Trooper McClendon was performing his duties as an Oklahoma State Trooper and gave his life in the performance of those duties. Trooper McClendon was known for his professionalism and dedication to duty and was honored today for those traits with the 2006 "Trooper of the Year" Award for humanitarianism.
The Oklahoma Department of Public Safety also presented three "Jerry Marx Memorial Awards" to print, broadcast and television media for excellence in highway and traffic safety reporting.
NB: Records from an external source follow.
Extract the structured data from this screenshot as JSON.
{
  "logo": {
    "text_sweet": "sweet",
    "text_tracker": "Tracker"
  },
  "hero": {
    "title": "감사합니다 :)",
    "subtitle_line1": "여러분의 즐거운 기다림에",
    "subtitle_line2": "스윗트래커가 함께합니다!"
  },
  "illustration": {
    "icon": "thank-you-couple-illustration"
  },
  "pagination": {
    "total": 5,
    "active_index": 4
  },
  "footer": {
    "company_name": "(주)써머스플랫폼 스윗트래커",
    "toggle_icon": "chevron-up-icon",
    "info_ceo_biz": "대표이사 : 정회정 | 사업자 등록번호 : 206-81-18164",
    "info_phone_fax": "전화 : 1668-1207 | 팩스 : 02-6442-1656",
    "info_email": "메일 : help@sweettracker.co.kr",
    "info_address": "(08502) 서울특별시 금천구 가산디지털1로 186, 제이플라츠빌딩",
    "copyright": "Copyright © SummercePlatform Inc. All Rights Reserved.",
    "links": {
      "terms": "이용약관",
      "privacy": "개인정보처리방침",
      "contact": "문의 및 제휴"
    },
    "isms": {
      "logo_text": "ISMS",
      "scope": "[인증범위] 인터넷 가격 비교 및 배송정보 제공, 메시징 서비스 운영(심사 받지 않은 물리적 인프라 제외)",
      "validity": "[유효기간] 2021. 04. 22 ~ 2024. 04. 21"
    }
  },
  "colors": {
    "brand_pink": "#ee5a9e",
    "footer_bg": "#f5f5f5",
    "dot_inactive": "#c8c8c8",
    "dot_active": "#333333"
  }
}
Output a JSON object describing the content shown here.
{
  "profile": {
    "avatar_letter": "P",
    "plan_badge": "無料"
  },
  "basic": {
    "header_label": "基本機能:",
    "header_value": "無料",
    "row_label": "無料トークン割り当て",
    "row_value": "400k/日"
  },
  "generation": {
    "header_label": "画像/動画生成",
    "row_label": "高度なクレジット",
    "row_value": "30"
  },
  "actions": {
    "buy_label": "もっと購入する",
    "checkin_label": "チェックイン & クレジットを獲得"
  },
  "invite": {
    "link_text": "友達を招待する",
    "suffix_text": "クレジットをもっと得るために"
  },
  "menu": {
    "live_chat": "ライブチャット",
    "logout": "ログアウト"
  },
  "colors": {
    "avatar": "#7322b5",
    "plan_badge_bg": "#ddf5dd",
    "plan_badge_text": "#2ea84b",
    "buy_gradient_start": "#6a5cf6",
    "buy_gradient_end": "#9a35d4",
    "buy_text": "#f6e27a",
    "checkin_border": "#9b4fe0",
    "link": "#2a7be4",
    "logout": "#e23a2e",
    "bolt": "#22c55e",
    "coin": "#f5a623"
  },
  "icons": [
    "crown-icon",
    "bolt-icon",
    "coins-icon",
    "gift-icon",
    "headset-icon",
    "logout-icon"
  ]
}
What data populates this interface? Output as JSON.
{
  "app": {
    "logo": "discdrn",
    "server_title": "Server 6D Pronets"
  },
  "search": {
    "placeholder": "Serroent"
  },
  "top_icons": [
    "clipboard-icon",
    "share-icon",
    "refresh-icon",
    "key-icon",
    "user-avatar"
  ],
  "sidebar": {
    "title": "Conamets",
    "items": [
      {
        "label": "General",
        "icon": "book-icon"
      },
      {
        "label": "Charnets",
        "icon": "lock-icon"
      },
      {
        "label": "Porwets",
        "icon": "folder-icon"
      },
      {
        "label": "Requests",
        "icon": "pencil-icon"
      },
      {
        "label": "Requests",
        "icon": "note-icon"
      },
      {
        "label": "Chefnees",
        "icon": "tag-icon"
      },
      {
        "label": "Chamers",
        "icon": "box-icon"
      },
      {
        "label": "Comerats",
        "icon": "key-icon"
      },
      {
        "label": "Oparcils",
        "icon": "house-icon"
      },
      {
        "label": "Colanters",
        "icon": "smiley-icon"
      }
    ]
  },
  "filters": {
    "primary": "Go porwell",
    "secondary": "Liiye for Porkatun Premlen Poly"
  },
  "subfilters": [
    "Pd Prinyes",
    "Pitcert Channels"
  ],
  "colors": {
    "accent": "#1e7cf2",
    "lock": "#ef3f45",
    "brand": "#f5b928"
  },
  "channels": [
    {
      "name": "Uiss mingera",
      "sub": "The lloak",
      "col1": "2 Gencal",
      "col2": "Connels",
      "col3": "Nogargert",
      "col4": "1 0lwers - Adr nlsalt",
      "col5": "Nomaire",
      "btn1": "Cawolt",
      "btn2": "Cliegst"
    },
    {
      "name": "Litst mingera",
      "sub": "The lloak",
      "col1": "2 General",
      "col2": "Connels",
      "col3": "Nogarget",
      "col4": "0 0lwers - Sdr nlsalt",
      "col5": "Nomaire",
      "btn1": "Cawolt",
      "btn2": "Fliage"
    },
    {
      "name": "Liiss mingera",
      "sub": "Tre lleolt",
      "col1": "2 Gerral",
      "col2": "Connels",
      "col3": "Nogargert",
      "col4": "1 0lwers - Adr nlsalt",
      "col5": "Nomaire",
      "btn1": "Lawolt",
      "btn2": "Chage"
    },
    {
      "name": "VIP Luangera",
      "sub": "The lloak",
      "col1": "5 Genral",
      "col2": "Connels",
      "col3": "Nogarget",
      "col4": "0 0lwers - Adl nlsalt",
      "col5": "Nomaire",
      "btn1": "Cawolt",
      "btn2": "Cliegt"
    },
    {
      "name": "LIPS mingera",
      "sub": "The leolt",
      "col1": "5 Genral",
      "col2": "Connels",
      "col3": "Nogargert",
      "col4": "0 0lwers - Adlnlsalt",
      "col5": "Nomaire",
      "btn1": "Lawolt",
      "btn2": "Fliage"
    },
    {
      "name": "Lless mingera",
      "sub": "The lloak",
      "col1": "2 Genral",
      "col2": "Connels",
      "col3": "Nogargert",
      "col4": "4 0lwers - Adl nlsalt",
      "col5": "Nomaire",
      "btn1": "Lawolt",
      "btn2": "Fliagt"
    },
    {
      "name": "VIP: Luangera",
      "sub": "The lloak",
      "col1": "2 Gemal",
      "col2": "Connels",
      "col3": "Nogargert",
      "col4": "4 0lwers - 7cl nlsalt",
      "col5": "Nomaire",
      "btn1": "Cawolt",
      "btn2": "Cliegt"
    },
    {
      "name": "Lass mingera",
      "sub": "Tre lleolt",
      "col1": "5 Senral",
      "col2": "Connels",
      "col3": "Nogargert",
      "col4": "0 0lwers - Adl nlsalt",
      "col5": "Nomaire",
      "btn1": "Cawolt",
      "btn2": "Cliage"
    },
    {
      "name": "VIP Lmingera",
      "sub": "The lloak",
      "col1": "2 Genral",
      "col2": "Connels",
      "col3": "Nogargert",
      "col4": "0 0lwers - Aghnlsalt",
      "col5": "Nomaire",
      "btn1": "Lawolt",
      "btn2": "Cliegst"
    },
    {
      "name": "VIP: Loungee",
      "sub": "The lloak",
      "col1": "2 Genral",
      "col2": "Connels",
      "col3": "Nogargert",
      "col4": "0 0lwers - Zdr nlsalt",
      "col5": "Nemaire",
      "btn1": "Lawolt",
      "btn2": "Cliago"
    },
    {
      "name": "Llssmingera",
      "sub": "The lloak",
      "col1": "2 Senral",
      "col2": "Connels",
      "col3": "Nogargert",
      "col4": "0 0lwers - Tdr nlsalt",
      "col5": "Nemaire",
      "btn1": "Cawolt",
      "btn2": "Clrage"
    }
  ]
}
Tulsa television station KTUL News Channel 8 received the "Jerry Marx" television award for 2006 for their timely assistance to the OHP and the motoring public with traffic congestion, road construction and other safety updates in and around the Tulsa area.
Radio Oklahoma Network, a subsidiary of Griffin Communications based in Oklahoma City, earned the 2006 "Jerry Marx" broadcast award for their support of traffic safety by updating motorists on traffic accidents and providing alternate routes to motorists.
The Tahlequah Daily Press was presented with the 2006 "Jerry Marx" print award for their numerous stories supporting traffic safety, especially their coverage of "Drunk Driving, Over the Limit, Under Arrest" (a DUI reduction campaign), and for their accurate reporting of collision-related stories.